I have this function expressed as a series:
$$f(t) = \frac{1}{2} -\sum\limits_{n=1}^{\infty}\frac{2}{n\pi}\exp(-n^2\pi^2t)\sin\left(\frac{n\pi}{2}\right)$$
It comes from the Fourier series expansion of a function of two variables $(t, x)$ but I wanted to see the dependence for a single $x$ and small $t$.
I was about to proceed by saying "Since $t\ll1$ it follows that $\exp(-n^2\pi^2t)\approx1-n^2\pi^2t$", because for sufficiently small $t$ the higher order terms should vanish.
The problem is of course that $n$ is not bounded and consequently my approach doesn't work because no matter how small $t$ is, there will always be an $n$ that makes my linear approximation of the exponential wrong.
So, is there a way to correctly express the small $t$ approximation to $f(t)$ or do I necessarily have to take all the terms?
I thought that maybe the sign alternation in the $\sin(n\pi/2)$ can help some approximation be convergent, in the way normal convergence criteria are easier to evaluate with alternating signs.
Note that I'm an aspiring physicist, so I apologize for any mistakes made within the context of rigorous mathematical analysis. Thank you very much.

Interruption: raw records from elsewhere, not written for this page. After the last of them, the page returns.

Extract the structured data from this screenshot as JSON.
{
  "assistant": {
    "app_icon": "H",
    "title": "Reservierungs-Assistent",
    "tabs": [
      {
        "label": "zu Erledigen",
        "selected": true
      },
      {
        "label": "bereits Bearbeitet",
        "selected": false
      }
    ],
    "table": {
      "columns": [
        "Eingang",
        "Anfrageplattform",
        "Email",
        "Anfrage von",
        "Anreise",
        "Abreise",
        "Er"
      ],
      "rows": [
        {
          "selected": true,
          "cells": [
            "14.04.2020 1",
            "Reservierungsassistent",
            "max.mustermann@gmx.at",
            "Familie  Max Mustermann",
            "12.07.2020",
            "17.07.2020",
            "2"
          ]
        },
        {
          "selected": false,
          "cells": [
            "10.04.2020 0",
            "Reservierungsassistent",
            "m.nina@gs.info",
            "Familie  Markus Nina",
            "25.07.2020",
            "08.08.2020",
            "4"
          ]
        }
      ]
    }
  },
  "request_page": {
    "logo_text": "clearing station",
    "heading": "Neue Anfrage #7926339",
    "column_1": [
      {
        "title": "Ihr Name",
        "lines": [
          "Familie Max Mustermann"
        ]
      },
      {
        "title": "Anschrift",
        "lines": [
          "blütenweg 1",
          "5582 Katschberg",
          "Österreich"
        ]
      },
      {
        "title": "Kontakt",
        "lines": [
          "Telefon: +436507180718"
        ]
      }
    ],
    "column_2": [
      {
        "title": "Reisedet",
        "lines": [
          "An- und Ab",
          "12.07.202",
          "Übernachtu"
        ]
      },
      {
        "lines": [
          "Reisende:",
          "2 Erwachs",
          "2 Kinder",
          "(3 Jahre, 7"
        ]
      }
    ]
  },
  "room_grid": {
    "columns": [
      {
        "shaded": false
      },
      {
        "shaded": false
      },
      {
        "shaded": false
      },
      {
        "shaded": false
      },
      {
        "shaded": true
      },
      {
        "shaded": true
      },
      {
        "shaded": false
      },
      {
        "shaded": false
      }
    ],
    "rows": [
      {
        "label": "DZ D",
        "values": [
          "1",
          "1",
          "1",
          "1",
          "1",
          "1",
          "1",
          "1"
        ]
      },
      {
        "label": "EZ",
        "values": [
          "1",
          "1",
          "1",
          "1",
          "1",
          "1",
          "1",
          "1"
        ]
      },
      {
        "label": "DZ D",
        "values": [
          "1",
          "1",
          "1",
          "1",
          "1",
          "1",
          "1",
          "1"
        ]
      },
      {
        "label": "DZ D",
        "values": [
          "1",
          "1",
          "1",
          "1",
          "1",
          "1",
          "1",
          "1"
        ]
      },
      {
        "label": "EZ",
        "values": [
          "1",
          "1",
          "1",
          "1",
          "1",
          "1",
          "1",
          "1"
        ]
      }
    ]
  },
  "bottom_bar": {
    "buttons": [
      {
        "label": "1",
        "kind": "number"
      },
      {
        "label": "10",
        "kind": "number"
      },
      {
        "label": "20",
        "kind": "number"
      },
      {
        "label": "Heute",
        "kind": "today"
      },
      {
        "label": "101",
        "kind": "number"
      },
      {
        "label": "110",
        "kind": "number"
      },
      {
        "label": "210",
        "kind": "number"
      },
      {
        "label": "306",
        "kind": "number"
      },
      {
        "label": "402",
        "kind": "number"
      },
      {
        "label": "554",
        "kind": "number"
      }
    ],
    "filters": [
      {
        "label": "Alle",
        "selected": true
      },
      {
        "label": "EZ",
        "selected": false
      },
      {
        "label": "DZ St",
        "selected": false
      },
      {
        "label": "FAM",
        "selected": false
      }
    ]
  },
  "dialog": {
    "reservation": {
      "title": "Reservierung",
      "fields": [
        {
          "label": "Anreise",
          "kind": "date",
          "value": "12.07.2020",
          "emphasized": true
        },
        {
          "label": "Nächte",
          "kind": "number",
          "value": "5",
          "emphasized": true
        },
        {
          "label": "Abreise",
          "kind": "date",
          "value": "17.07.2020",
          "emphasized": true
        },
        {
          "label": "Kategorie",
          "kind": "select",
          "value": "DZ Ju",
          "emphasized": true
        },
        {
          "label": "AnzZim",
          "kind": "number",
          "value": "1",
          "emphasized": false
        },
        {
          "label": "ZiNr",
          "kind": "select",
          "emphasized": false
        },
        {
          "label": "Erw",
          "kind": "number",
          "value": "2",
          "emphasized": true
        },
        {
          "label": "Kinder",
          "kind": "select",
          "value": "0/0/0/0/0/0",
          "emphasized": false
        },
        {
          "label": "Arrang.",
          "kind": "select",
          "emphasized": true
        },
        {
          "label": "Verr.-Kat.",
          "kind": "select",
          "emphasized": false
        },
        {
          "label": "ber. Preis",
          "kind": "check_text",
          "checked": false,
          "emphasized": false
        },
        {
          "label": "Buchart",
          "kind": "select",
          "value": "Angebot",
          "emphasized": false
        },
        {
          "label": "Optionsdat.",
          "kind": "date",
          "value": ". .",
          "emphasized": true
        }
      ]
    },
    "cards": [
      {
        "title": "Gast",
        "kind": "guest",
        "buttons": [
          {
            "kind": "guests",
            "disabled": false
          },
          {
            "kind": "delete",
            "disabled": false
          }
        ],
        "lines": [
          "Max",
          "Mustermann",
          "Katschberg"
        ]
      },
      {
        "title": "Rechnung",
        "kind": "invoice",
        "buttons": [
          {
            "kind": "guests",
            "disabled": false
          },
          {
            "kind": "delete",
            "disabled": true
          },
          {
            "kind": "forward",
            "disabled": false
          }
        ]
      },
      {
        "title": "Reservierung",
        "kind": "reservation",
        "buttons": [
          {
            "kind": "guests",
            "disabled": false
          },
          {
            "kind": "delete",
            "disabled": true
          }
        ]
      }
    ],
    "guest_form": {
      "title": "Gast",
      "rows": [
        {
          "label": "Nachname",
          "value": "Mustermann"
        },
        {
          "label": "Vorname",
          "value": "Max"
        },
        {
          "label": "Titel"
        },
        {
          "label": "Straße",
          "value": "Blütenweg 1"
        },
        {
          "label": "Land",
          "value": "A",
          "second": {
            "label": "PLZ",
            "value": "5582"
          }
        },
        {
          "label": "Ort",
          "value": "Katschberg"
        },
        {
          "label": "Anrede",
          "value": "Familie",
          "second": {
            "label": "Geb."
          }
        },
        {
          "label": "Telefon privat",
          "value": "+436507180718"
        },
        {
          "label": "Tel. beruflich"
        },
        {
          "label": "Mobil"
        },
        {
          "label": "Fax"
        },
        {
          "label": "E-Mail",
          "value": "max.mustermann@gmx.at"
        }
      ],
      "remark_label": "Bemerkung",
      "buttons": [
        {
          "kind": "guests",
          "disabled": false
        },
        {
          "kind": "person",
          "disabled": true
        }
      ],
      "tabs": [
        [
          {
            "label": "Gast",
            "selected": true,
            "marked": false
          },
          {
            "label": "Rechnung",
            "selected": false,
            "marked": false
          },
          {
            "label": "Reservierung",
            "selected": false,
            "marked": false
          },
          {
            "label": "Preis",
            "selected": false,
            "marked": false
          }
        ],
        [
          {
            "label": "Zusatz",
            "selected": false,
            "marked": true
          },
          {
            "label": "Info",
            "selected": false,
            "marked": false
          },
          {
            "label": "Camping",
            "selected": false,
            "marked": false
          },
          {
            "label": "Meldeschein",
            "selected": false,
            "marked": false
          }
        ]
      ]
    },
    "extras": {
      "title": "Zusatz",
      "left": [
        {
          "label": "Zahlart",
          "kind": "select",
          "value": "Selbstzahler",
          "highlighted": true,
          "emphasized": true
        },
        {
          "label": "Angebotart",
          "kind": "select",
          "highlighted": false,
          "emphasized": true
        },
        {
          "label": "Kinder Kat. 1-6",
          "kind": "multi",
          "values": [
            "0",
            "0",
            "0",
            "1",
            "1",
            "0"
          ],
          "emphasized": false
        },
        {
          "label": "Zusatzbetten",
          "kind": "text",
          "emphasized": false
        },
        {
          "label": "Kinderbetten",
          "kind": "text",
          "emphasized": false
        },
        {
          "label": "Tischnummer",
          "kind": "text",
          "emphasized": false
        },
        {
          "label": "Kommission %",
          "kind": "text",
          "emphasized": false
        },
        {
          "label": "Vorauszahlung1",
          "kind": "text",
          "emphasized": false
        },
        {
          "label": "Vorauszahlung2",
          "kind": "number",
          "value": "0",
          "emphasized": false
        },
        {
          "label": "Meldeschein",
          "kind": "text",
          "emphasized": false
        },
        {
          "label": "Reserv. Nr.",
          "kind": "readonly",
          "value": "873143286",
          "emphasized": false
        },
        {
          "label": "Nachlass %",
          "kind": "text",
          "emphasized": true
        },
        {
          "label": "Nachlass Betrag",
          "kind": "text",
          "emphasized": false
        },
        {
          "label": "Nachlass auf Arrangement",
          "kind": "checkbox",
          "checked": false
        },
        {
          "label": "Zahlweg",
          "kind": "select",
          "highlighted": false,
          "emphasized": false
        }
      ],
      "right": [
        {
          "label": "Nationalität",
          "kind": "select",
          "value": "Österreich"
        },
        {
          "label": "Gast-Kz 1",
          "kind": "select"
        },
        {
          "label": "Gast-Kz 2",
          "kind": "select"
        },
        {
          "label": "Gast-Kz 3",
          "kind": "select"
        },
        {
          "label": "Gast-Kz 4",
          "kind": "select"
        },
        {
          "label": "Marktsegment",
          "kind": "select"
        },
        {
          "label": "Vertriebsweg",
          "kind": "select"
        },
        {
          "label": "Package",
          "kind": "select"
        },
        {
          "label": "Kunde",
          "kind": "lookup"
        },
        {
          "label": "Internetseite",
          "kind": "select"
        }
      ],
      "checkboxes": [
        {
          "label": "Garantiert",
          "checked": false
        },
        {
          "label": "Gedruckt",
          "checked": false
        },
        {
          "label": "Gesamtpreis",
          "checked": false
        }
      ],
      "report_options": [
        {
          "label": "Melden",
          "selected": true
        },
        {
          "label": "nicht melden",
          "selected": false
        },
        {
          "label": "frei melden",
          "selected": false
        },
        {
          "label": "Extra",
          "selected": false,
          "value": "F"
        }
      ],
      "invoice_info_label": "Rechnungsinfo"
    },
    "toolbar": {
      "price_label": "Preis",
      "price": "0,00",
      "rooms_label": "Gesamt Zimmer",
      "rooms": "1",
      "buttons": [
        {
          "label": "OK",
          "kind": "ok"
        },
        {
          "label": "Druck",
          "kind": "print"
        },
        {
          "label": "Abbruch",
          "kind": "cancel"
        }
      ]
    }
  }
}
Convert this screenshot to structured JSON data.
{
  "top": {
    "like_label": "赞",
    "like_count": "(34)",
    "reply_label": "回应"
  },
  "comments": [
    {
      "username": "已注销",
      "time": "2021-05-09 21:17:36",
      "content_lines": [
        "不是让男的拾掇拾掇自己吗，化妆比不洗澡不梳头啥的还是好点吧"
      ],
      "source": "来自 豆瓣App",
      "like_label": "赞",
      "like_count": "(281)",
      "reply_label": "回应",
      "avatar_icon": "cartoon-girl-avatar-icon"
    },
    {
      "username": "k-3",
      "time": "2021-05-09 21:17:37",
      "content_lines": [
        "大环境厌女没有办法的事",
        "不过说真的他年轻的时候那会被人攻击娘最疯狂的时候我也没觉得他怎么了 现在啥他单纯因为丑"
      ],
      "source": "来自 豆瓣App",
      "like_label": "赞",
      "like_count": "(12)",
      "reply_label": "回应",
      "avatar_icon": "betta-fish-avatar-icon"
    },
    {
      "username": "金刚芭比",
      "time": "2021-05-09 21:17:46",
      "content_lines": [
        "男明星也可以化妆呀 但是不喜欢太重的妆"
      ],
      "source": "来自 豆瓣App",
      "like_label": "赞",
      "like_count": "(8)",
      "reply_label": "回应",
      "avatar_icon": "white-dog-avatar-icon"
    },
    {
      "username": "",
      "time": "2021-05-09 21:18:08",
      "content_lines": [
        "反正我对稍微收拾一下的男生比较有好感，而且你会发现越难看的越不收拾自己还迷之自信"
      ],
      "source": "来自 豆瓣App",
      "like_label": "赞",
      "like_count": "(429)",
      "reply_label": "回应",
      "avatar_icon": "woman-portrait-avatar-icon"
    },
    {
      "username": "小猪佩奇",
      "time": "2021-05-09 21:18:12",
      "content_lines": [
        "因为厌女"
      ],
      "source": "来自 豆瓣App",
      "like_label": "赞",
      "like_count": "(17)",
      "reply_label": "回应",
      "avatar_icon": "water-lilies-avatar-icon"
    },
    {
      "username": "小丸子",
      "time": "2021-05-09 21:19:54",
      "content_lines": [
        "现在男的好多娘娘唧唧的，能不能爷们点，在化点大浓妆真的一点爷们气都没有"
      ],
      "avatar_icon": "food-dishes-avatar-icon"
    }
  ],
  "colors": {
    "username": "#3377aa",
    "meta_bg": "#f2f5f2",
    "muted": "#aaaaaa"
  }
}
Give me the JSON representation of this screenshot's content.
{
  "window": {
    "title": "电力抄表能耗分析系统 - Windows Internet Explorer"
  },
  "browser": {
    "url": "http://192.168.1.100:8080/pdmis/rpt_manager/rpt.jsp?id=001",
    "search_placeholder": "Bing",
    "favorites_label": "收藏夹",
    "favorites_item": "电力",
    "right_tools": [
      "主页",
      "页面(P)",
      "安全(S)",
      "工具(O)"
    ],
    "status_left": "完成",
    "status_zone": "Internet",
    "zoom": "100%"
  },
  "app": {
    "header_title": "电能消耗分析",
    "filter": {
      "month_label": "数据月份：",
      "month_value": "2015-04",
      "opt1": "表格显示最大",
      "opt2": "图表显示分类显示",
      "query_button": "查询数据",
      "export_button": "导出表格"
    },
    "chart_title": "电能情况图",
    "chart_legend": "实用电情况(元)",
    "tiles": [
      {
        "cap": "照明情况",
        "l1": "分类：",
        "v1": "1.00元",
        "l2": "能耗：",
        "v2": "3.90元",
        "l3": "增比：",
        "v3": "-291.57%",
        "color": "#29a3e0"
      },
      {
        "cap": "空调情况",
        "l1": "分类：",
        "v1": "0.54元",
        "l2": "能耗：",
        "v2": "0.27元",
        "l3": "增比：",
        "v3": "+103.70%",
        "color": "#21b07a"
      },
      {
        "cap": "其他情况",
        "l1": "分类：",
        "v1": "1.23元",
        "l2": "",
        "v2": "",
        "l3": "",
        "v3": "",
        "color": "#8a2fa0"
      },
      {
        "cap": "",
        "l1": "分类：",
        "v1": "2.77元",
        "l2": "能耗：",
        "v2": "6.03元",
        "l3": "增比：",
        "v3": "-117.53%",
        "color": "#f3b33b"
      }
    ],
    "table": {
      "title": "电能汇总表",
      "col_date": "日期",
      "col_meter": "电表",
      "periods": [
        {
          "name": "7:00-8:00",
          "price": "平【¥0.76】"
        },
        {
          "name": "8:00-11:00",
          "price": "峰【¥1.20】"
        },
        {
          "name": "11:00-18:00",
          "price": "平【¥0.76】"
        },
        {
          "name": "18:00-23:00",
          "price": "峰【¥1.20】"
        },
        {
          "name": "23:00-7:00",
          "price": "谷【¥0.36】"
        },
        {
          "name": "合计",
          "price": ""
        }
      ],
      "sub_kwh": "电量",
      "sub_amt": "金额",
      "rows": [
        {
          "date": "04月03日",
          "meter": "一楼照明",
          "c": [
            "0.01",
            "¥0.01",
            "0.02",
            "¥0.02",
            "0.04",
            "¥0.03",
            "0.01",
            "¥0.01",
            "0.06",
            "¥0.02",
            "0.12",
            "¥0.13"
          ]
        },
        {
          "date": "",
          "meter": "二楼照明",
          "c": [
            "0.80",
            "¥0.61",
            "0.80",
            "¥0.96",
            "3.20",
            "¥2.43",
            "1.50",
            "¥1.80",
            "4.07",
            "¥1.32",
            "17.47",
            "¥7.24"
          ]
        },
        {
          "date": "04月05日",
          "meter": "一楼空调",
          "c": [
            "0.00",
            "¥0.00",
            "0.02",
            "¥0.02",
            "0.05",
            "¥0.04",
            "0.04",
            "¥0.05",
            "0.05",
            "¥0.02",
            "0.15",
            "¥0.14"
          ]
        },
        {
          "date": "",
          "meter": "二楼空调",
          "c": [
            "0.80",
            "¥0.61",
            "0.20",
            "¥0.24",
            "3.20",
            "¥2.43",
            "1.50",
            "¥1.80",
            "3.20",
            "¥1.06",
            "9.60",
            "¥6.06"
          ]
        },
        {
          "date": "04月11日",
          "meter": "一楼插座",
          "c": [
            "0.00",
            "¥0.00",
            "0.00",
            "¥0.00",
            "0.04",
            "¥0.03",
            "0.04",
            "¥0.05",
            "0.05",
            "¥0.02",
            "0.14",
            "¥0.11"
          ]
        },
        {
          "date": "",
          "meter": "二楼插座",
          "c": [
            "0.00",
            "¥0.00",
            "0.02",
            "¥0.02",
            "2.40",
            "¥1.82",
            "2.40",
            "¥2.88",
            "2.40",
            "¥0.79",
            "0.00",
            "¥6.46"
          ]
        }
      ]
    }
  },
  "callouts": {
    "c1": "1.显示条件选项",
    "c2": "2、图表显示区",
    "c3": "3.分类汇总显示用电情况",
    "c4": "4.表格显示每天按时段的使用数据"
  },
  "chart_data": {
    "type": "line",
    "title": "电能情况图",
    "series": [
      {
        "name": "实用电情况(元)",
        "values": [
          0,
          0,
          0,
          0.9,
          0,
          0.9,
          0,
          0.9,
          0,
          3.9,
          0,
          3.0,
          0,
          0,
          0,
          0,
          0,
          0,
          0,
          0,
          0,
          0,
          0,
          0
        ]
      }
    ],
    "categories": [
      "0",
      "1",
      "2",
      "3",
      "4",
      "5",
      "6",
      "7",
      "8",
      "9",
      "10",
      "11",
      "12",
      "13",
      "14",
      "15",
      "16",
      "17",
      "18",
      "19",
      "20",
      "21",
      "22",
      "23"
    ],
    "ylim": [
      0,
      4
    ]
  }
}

Poisson summation formula provides a way to handle small $t$ well. Let $y>0$ and $$S(x,y)=x+\sum_{n=1}^{\infty}\frac{2}{n\pi}e^{-(n\pi y)^2}\sin n\pi x,$$ so that $f(t)=1-S(1/2,\sqrt{t})$. Then the formula tells $S(x,y)=\sum\limits_{n=-\infty}^{\infty}s(x,y,n)$, where $$s(x,y,\omega)=\int_{-\infty}^{\infty}e^{-(\pi ty)^2-2\pi i\omega t}\frac{\sin\pi tx}{\pi t}\,dt$$ can be evaluated using "$\partial/\partial x$ trick" and known $\int_{-\infty}^{\infty}e^{-t^2-zt}\,dt=e^{z^2/4}\sqrt\pi$ for $z\in\mathbb{C}$ (!): $$s_x(x,y,\omega)=\frac{1}{2y\sqrt\pi}\left(e^{-\left(\frac{\omega}{y}+\frac{x}{2y}\right)^2}+e^{-\left(\frac{\omega}{y}-\frac{x}{2y}\right)^2}\right),$$ so that integration w.r.t. $x$, with noting that $s(0,y,\omega)=0$ clearly, gives $$s(x,y,\omega)=\frac12\operatorname{erf}\left(\frac{\omega}{y}+\frac{x}{2y}\right)-\frac12\operatorname{erf}\left(\frac{\omega}{y}-\frac{x}{2y}\right).$$ Thus, if $0<x<1$, then $\lim\limits_{y\to 0^+}S(x,y)=1$, and the "error" is $\mathcal{O}(e^{-(x/2y)^2}y/x)$, very small.